1. Field of the Invention
This invention relates primarily to dynamoelectric machinery utilizing a superconductive field winding, and more specifically, this invention relates to a dynamoelectric machine utilizing a superconductive field winding that can operate effectively as an alternating current (AC) motor in both the synchronous and asynchronous modes.
2. Description of the Prior Art
Within the last ten or twelve years, considerable interest has arisen in utilizing the extremely low electrical resistance state that certain materials exhibit at cryogenic temperatures, known as superconductivity, in the construction of dynamoelectric machinery. As a result of the extremely high magnetic fields that can be produced by utilization of the superconductive effect, prior art efforts in the superconductive machinery field have been directed toward the utilization of an essentially all air gap structure in which ferromagnetic material is not utilized. Such efforts have produced dynamoelectric machines that operate reasonably well as synchronous AC motors. However, these machines do not operate effectively during the asynchronous mode of operation encountered during starting or in the presence of transient conditions.
One of the difficulties encountered when an all air gap construction is utilized for an AC motor is that the torque produced during asynchronous operation is relatively small. This results from the fact that during starting the machine operates as an induction motor with a conventional strength (or even smaller) AC magnetic field. Since the conventional strength field has a magnetic flux density that is only a small fraction of that produced by a superconductive winding, the lack of a ferromagnetic path results in very inefficient utilization of the relatively small amount of flux available. Accordingly, the torque produced during this phase is relatively quite small.
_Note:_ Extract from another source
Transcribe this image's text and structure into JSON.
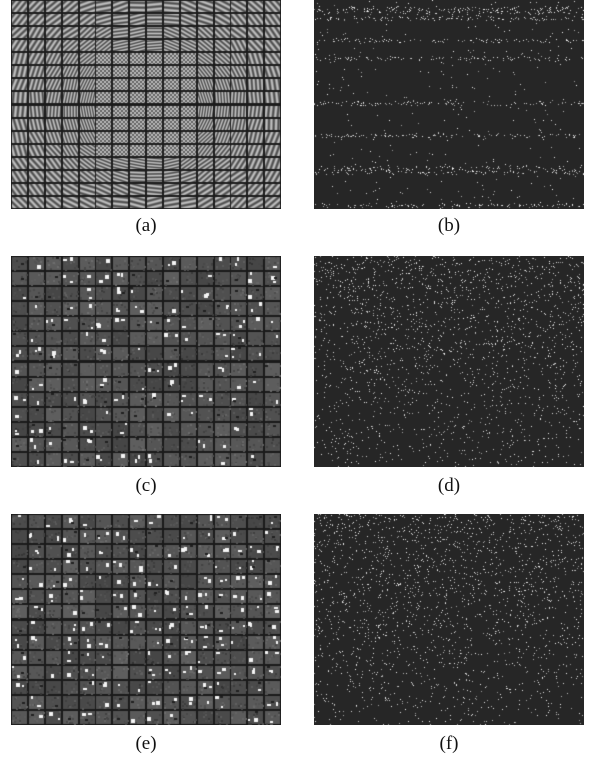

Another problem that arises during asynchronous operation of a superconductive AC motor is that relatively low frequency AC magnetic fields, such as those produced at slightly subsynchronous speeds, penetrate into the superconductive winding. Since superconductivity is essentially a DC phenomenon, the introduction of AC fields results in relatively high energy losses that are unacceptable. Not only are the losses undesirable; they may result in "quenching" or loss of the superconductive effort. Thus, prior art devices have had to include a separate flux shield, such as that disclosed in U.S. Pat. No. 3,679,920, MacNab et al, issued July 25, 1972.